L’American Association of Nurse Practitioners, l’un des groupes qui ont intenté une action en justice, a qualifié la décision dans un message publié jeudi sur Facebook de “étape importante pour les étudiants en IP, les travailleurs de la santé et les patients qui en dépendent”.
Le problème concerne les réductions fédérales des prêts étudiants adoptées dans le cadre du One Big Beautiful Bill Act, qui sera promulgué en juillet.
Bien que les étudiants diplômés puissent contracter des emprunts pour payer leurs diplômes, les nouvelles règles imposent des restrictions. Les programmes désignés comme programmes « d’études supérieures » sont soumis à une limite de crédit de 100 000 $, tandis que les diplômes professionnels sont soumis à 200 000 $.
Le ministère de l’Éducation a identifié les disciplines suivantes comme domaines professionnels : médecine, dentisterie, médecine vétérinaire, chiropratique, droit, médecine, optométrie, médecine ostéopathique, podiatrie et éducation.
Huit groupes ont intenté une action en justice, représentant des infirmières, des thérapeutes, des agents de santé publique, des orthophonistes, des assistants médicaux et autres. Tous ont été exclus de la nouvelle définition.
Les groupes ont affirmé que les étudiants seraient contraints d’abandonner leurs études ou d’accepter des prêts privés.
Mercredi soir, en élargissant la définition de « qualification professionnelle » du ministère de l’Éducation, la juge de district américaine Beryl Howell a trouvé une raison pour que l’agence apporte des révisions qui ajoutent « des exigences plus strictes » à la définition. Ces nouvelles exigences exigent que les titulaires d’une certification professionnelle « doivent travailler sans la supervision d’un autre professionnel ».
Howell a déclaré que la législature n’a pas accordé ce pouvoir au ministère de l’Éducation et a exprimé ses inquiétudes quant au fait que la perte d’opportunités pour les étudiants serait « préjudiciable au grand public, en particulier dans les petites communautés qui peuvent souffrir d’un manque de services de santé et d’autres services professionnels essentiels ».
La décision n’arrête pas les prêts, mais la nouvelle définition de l’identité d’entreprise.

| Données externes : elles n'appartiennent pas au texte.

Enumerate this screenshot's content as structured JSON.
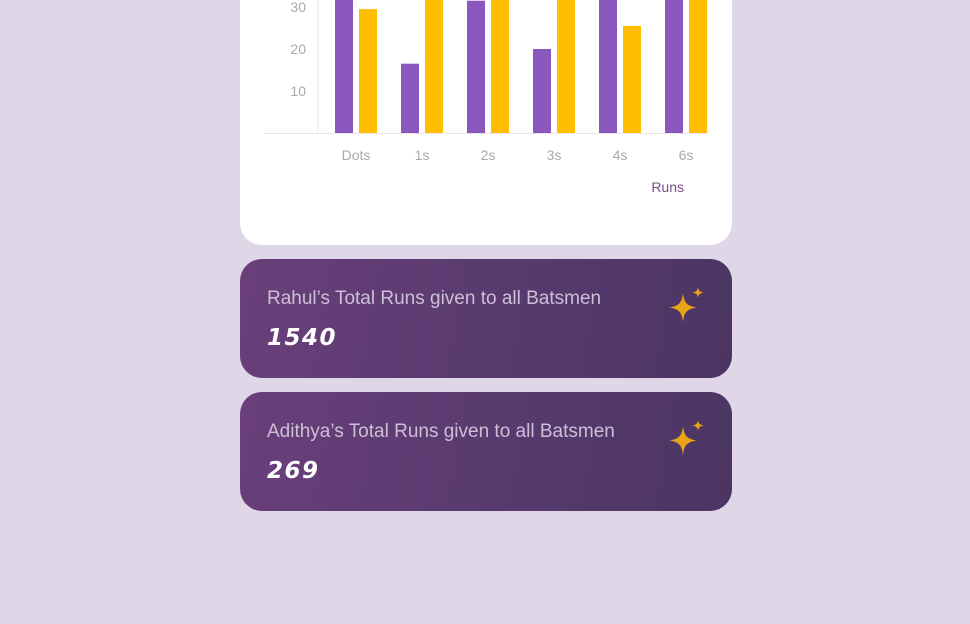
{
  "chart_data": {
    "type": "bar",
    "categories": [
      "Dots",
      "1s",
      "2s",
      "3s",
      "4s",
      "6s"
    ],
    "series": [
      {
        "values": [
          42,
          16.5,
          31.5,
          20,
          38,
          38
        ],
        "color": "#8a57bd"
      },
      {
        "values": [
          29.5,
          40,
          40,
          40,
          25.5,
          40
        ],
        "color": "#ffbf00"
      }
    ],
    "y_ticks": [
      "10",
      "20",
      "30"
    ],
    "ylim": [
      0,
      40
    ],
    "xlabel": "Runs",
    "grid": false
  },
  "cards": [
    {
      "title": "Rahul’s Total Runs given to all Batsmen",
      "value": "1540",
      "icon": "sparkle-icon",
      "accent": "#e8a317"
    },
    {
      "title": "Adithya’s Total Runs given to all Batsmen",
      "value": "269",
      "icon": "sparkle-icon",
      "accent": "#e8a317"
    }
  ]
}
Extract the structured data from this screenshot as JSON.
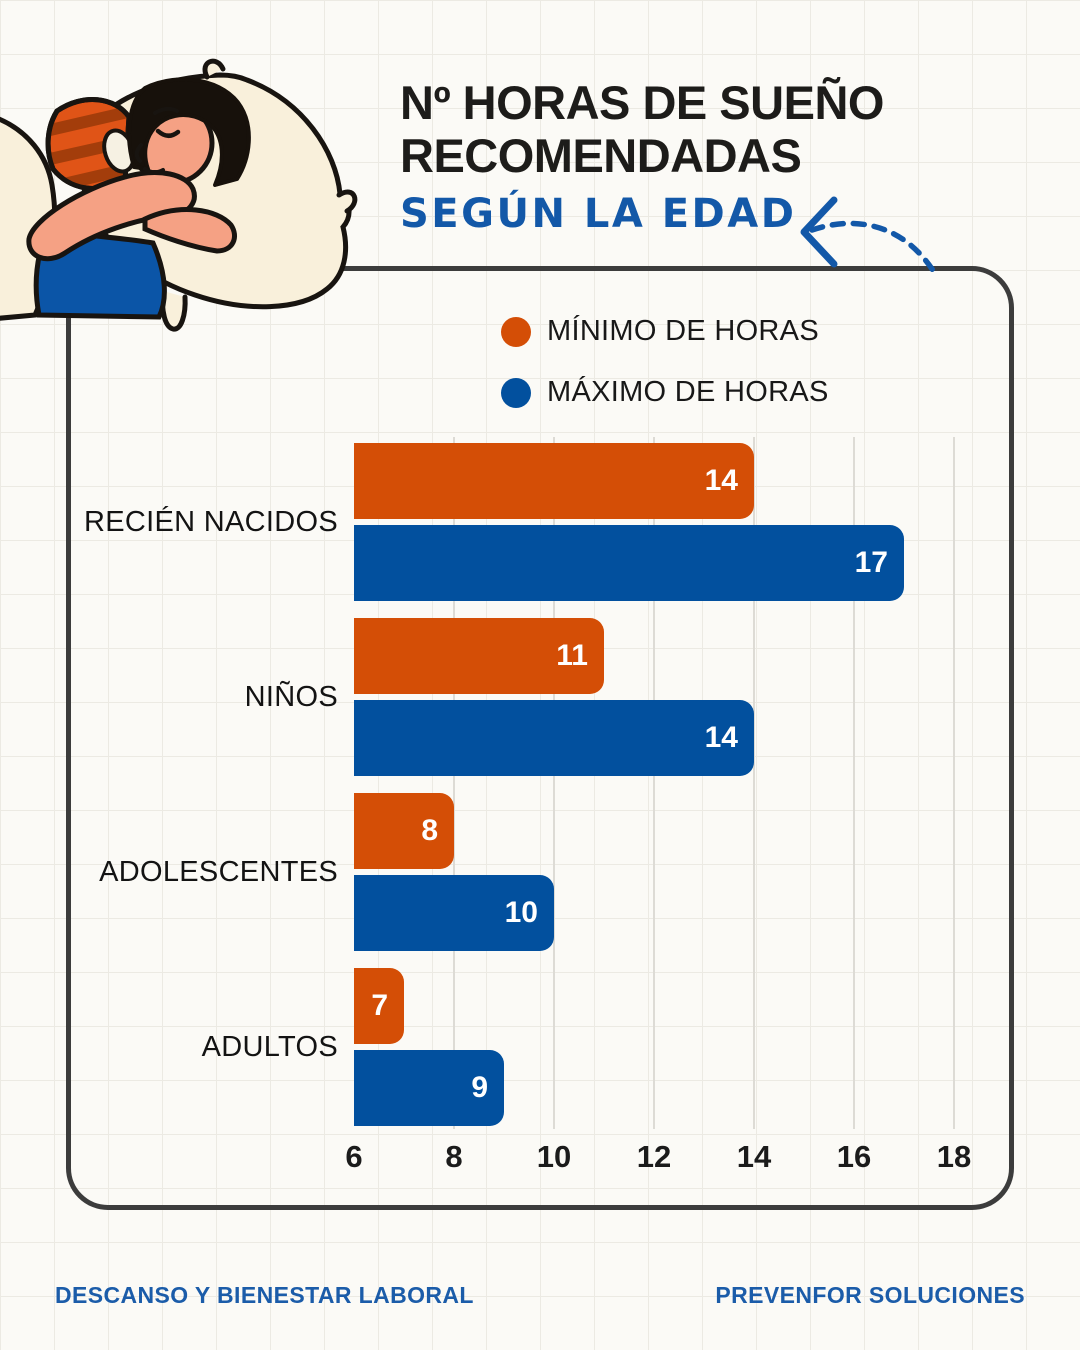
{
  "header": {
    "title_line1": "Nº HORAS DE SUEÑO",
    "title_line2": "RECOMENDADAS",
    "subtitle": "SEGÚN LA EDAD"
  },
  "chart_data": {
    "type": "bar",
    "orientation": "horizontal",
    "title": "Nº HORAS DE SUEÑO RECOMENDADAS SEGÚN LA EDAD",
    "categories": [
      "RECIÉN NACIDOS",
      "NIÑOS",
      "ADOLESCENTES",
      "ADULTOS"
    ],
    "series": [
      {
        "name": "MÍNIMO DE HORAS",
        "color": "#D44E06",
        "values": [
          14,
          11,
          8,
          7
        ]
      },
      {
        "name": "MÁXIMO DE HORAS",
        "color": "#02509E",
        "values": [
          17,
          14,
          10,
          9
        ]
      }
    ],
    "x_axis": {
      "min": 6,
      "max": 18,
      "ticks": [
        6,
        8,
        10,
        12,
        14,
        16,
        18
      ]
    },
    "grid": true,
    "legend_position": "top-center",
    "value_labels": "inside-end"
  },
  "icons": {
    "arrow": "curved-dashed-arrow-left",
    "legend_min": "orange-circle",
    "legend_max": "blue-circle",
    "illustration": "person-sleeping-on-pillow"
  },
  "colors": {
    "min_orange": "#D44E06",
    "max_blue": "#02509E",
    "subtitle_blue": "#1358A8",
    "footer_blue": "#1B5CA9",
    "card_border": "#3C3C3C"
  },
  "footer": {
    "left": "DESCANSO Y BIENESTAR LABORAL",
    "right": "PREVENFOR SOLUCIONES"
  }
}
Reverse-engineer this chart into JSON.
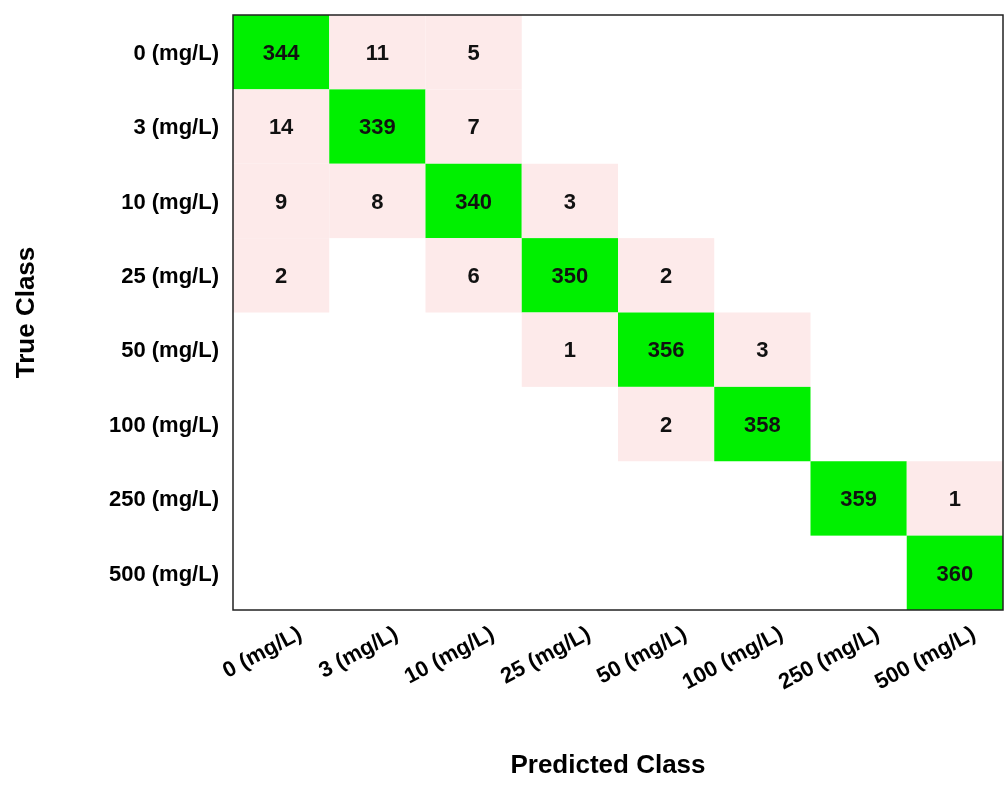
{
  "chart_data": {
    "type": "heatmap",
    "xlabel": "Predicted Class",
    "ylabel": "True Class",
    "categories": [
      "0 (mg/L)",
      "3 (mg/L)",
      "10 (mg/L)",
      "25 (mg/L)",
      "50 (mg/L)",
      "100 (mg/L)",
      "250 (mg/L)",
      "500 (mg/L)"
    ],
    "y_categories": [
      "0 (mg/L)",
      "3 (mg/L)",
      "10 (mg/L)",
      "25 (mg/L)",
      "50 (mg/L)",
      "100 (mg/L)",
      "250 (mg/L)",
      "500 (mg/L)"
    ],
    "cells": [
      [
        344,
        11,
        5,
        null,
        null,
        null,
        null,
        null
      ],
      [
        14,
        339,
        7,
        null,
        null,
        null,
        null,
        null
      ],
      [
        9,
        8,
        340,
        3,
        null,
        null,
        null,
        null
      ],
      [
        2,
        null,
        6,
        350,
        2,
        null,
        null,
        null
      ],
      [
        null,
        null,
        null,
        1,
        356,
        3,
        null,
        null
      ],
      [
        null,
        null,
        null,
        null,
        2,
        358,
        null,
        null
      ],
      [
        null,
        null,
        null,
        null,
        null,
        null,
        359,
        1
      ],
      [
        null,
        null,
        null,
        null,
        null,
        null,
        null,
        360
      ]
    ],
    "colors": [
      "#fdeaea",
      "#00f000"
    ],
    "data_labels": true
  }
}
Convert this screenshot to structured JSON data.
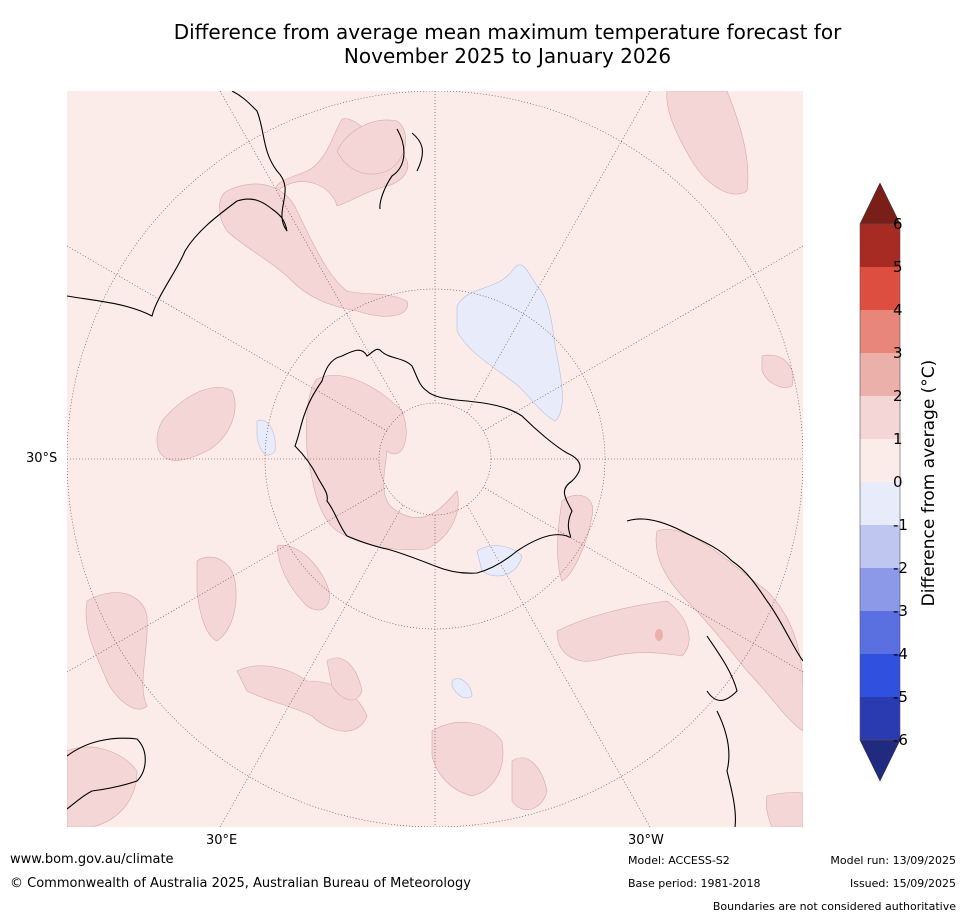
{
  "title": {
    "line1": "Difference from average mean maximum temperature forecast for",
    "line2": "November 2025 to January 2026"
  },
  "map": {
    "graticule_labels": {
      "lon_left": "30°E",
      "lon_right": "30°W",
      "lat_left": "30°S"
    },
    "colors": {
      "background": "#fbecea",
      "warm_0_1": "#fbecea",
      "warm_1_2": "#f3d6d5",
      "warm_2_3": "#ecb0aa",
      "cool_0_1": "#e8ebfa",
      "coast": "#000000",
      "graticule": "#6a3a3a"
    }
  },
  "colorbar": {
    "label": "Difference from average (°C)",
    "ticks": [
      "6",
      "5",
      "4",
      "3",
      "2",
      "1",
      "0",
      "-1",
      "-2",
      "-3",
      "-4",
      "-5",
      "-6"
    ],
    "colors": {
      "over": "#7a1e18",
      "5_6": "#a72a23",
      "4_5": "#dd4d40",
      "3_4": "#e8867c",
      "2_3": "#ecb0aa",
      "1_2": "#f3d6d5",
      "0_1": "#fbecea",
      "m1_0": "#e8ebfa",
      "m2_m1": "#bfc6f0",
      "m3_m2": "#8c99e8",
      "m4_m3": "#5a6fe0",
      "m5_m4": "#3050e0",
      "m6_m5": "#2a3ab0",
      "under": "#1f2a80"
    }
  },
  "footer": {
    "website": "www.bom.gov.au/climate",
    "copyright": "© Commonwealth of Australia 2025, Australian Bureau of Meteorology",
    "model": "Model: ACCESS-S2",
    "base_period": "Base period: 1981-2018",
    "model_run": "Model run: 13/09/2025",
    "issued": "Issued: 15/09/2025",
    "disclaimer": "Boundaries are not considered authoritative"
  }
}
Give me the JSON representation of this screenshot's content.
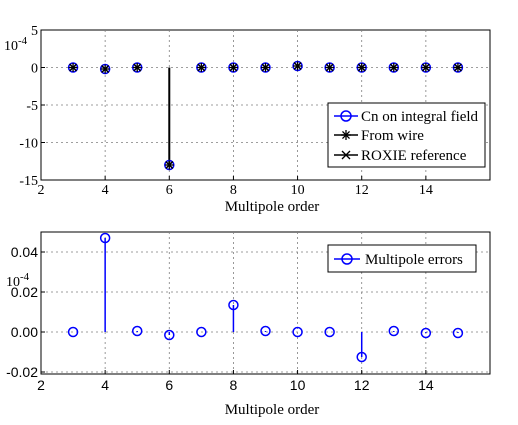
{
  "chart_data": [
    {
      "type": "stem",
      "xlabel": "Multipole order",
      "ylabel": "",
      "y_exponent_label": "10^-4",
      "xlim": [
        2,
        16
      ],
      "ylim": [
        -15,
        5
      ],
      "x_ticks": [
        2,
        4,
        6,
        8,
        10,
        12,
        14
      ],
      "y_ticks": [
        5,
        0,
        -5,
        -10,
        -15
      ],
      "grid": true,
      "legend_position": "lower-right",
      "x": [
        3,
        4,
        5,
        6,
        7,
        8,
        9,
        10,
        11,
        12,
        13,
        14,
        15
      ],
      "series": [
        {
          "name": "Cn on integral field",
          "marker": "circle",
          "color": "#0000ff",
          "values": [
            0.0,
            -0.2,
            0.0,
            -13.0,
            0.0,
            0.0,
            0.0,
            0.2,
            0.0,
            0.0,
            0.0,
            0.0,
            0.0
          ]
        },
        {
          "name": "From wire",
          "marker": "star",
          "color": "#000000",
          "values": [
            0.0,
            -0.2,
            0.0,
            -13.0,
            0.0,
            0.0,
            0.0,
            0.2,
            0.0,
            0.0,
            0.0,
            0.0,
            0.0
          ]
        },
        {
          "name": "ROXIE reference",
          "marker": "x",
          "color": "#000000",
          "values": [
            0.0,
            -0.2,
            0.0,
            -13.0,
            0.0,
            0.0,
            0.0,
            0.2,
            0.0,
            0.0,
            0.0,
            0.0,
            0.0
          ]
        }
      ]
    },
    {
      "type": "stem",
      "xlabel": "Multipole order",
      "ylabel": "",
      "y_exponent_label": "10^-4",
      "xlim": [
        2,
        16
      ],
      "ylim": [
        -0.021,
        0.05
      ],
      "x_ticks": [
        2,
        4,
        6,
        8,
        10,
        12,
        14
      ],
      "y_ticks": [
        "0.04",
        "0.02",
        "0.00",
        "-0.02"
      ],
      "y_tick_values": [
        0.04,
        0.02,
        0.0,
        -0.02
      ],
      "grid": true,
      "legend_position": "top-right",
      "x": [
        3,
        4,
        5,
        6,
        7,
        8,
        9,
        10,
        11,
        12,
        13,
        14,
        15
      ],
      "series": [
        {
          "name": "Multipole errors",
          "marker": "circle",
          "color": "#0000ff",
          "values": [
            0.0,
            0.047,
            0.0005,
            -0.0015,
            0.0,
            0.0135,
            0.0005,
            0.0,
            0.0,
            -0.0125,
            0.0005,
            -0.0005,
            -0.0005
          ]
        }
      ]
    }
  ]
}
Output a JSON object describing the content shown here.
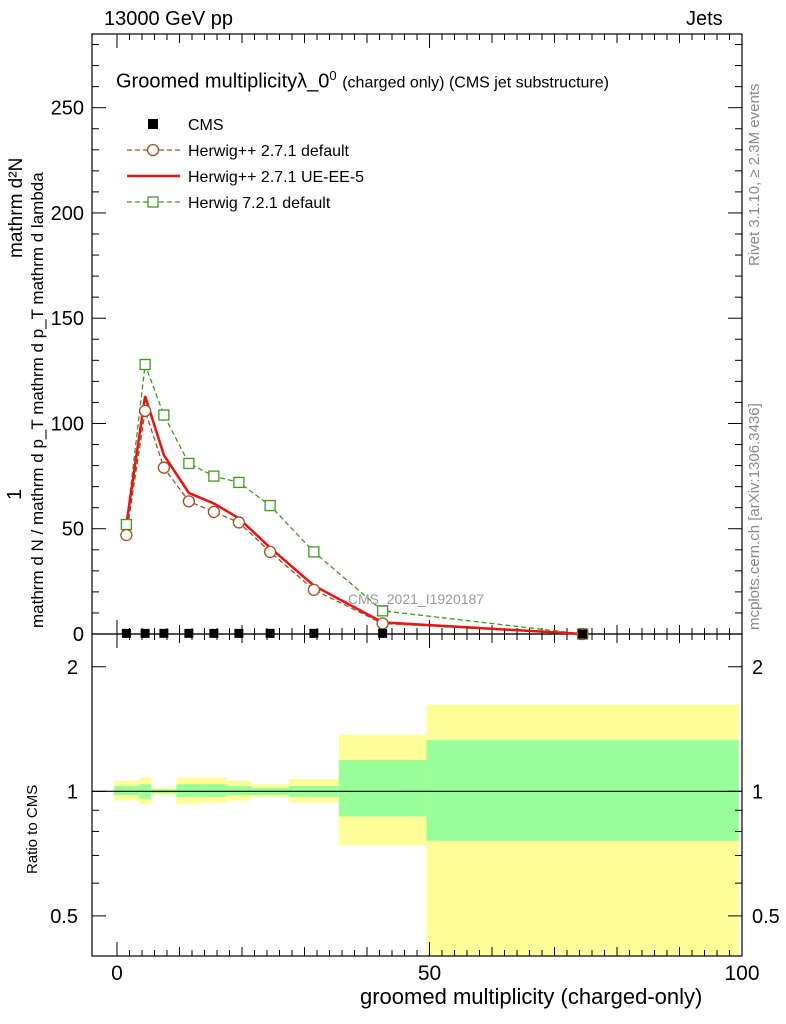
{
  "header": {
    "energy_label": "13000 GeV pp",
    "category_label": "Jets",
    "rivet_label": "Rivet 3.1.10, ≥ 2.3M events",
    "site_label": "mcplots.cern.ch [arXiv:1306.3436]"
  },
  "chart_data": [
    {
      "type": "line",
      "title_main": "Groomed multiplicity",
      "title_lambda": "λ_0",
      "title_sup": "0",
      "title_suffix": "(charged only) (CMS jet substructure)",
      "ylabel_top": "1",
      "ylabel_numerator": "mathrm d²N",
      "ylabel_denominator": "mathrm d N / mathrm d p_T mathrm d p_T mathrm d lambda",
      "xlim": [
        -4,
        100
      ],
      "ylim": [
        0,
        285
      ],
      "yticks": [
        0,
        50,
        100,
        150,
        200,
        250
      ],
      "analysis_label": "CMS_2021_I1920187",
      "series": [
        {
          "name": "CMS",
          "color": "#000000",
          "marker": "filled-square",
          "x": [
            1.5,
            4.5,
            7.5,
            11.5,
            15.5,
            19.5,
            24.5,
            31.5,
            42.5,
            74.5
          ],
          "y": [
            0.3,
            0.3,
            0.3,
            0.3,
            0.3,
            0.3,
            0.3,
            0.3,
            0.3,
            0.0
          ]
        },
        {
          "name": "Herwig++ 2.7.1 default",
          "color": "#a0501e",
          "marker": "open-circle",
          "line": "dashed",
          "x": [
            1.5,
            4.5,
            7.5,
            11.5,
            15.5,
            19.5,
            24.5,
            31.5,
            42.5,
            74.5
          ],
          "y": [
            47,
            106,
            79,
            63,
            58,
            53,
            39,
            21,
            5,
            0
          ]
        },
        {
          "name": "Herwig++ 2.7.1 UE-EE-5",
          "color": "#ee1111",
          "marker": "none",
          "line": "solid",
          "x": [
            1.5,
            4.5,
            7.5,
            11.5,
            15.5,
            19.5,
            24.5,
            31.5,
            42.5,
            74.5
          ],
          "y": [
            52,
            113,
            85,
            67,
            62,
            55,
            41,
            23,
            5.5,
            0
          ]
        },
        {
          "name": "Herwig 7.2.1 default",
          "color": "#3a9a1e",
          "marker": "open-square",
          "line": "dashed",
          "x": [
            1.5,
            4.5,
            7.5,
            11.5,
            15.5,
            19.5,
            24.5,
            31.5,
            42.5,
            74.5
          ],
          "y": [
            52,
            128,
            104,
            81,
            75,
            72,
            61,
            39,
            11,
            0
          ]
        }
      ]
    },
    {
      "type": "area",
      "ylabel": "Ratio to CMS",
      "xlabel": "groomed multiplicity (charged-only)",
      "xlim": [
        -4,
        100
      ],
      "ylim": [
        0.4,
        2.4
      ],
      "xticks": [
        0,
        50,
        100
      ],
      "yticks": [
        0.5,
        1,
        2
      ],
      "scale": "log",
      "reference": 1,
      "bins": [
        {
          "lo": -0.5,
          "hi": 3.5,
          "stat": [
            0.98,
            1.03
          ],
          "total": [
            0.95,
            1.06
          ]
        },
        {
          "lo": 3.5,
          "hi": 5.5,
          "stat": [
            0.96,
            1.04
          ],
          "total": [
            0.93,
            1.08
          ]
        },
        {
          "lo": 5.5,
          "hi": 9.5,
          "stat": [
            0.99,
            1.01
          ],
          "total": [
            0.98,
            1.02
          ]
        },
        {
          "lo": 9.5,
          "hi": 13.5,
          "stat": [
            0.97,
            1.04
          ],
          "total": [
            0.93,
            1.08
          ]
        },
        {
          "lo": 13.5,
          "hi": 17.5,
          "stat": [
            0.97,
            1.04
          ],
          "total": [
            0.94,
            1.08
          ]
        },
        {
          "lo": 17.5,
          "hi": 21.5,
          "stat": [
            0.98,
            1.03
          ],
          "total": [
            0.95,
            1.06
          ]
        },
        {
          "lo": 21.5,
          "hi": 27.5,
          "stat": [
            0.98,
            1.02
          ],
          "total": [
            0.97,
            1.04
          ]
        },
        {
          "lo": 27.5,
          "hi": 35.5,
          "stat": [
            0.97,
            1.03
          ],
          "total": [
            0.94,
            1.07
          ]
        },
        {
          "lo": 35.5,
          "hi": 49.5,
          "stat": [
            0.87,
            1.19
          ],
          "total": [
            0.74,
            1.37
          ]
        },
        {
          "lo": 49.5,
          "hi": 99.5,
          "stat": [
            0.76,
            1.33
          ],
          "total": [
            0.4,
            1.62
          ]
        }
      ]
    }
  ]
}
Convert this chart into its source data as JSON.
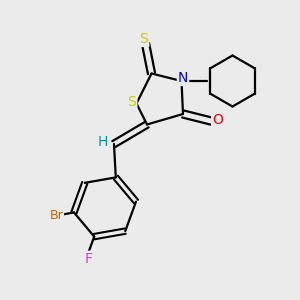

Le ministère de l’Éducation a déclaré dans une déclaration écrite qu’il « réexaminait l’ordonnance et prenait les mesures appropriées ». Il avait auparavant défendu le financement des prêts étudiants, affirmant que cela obligeait les collèges et les universités à réduire leurs coûts.
Un procès intenté par une coalition d’États démocrates opposés aux plafonds est toujours en cours.
Hollingsworth écrit pour Associated Press.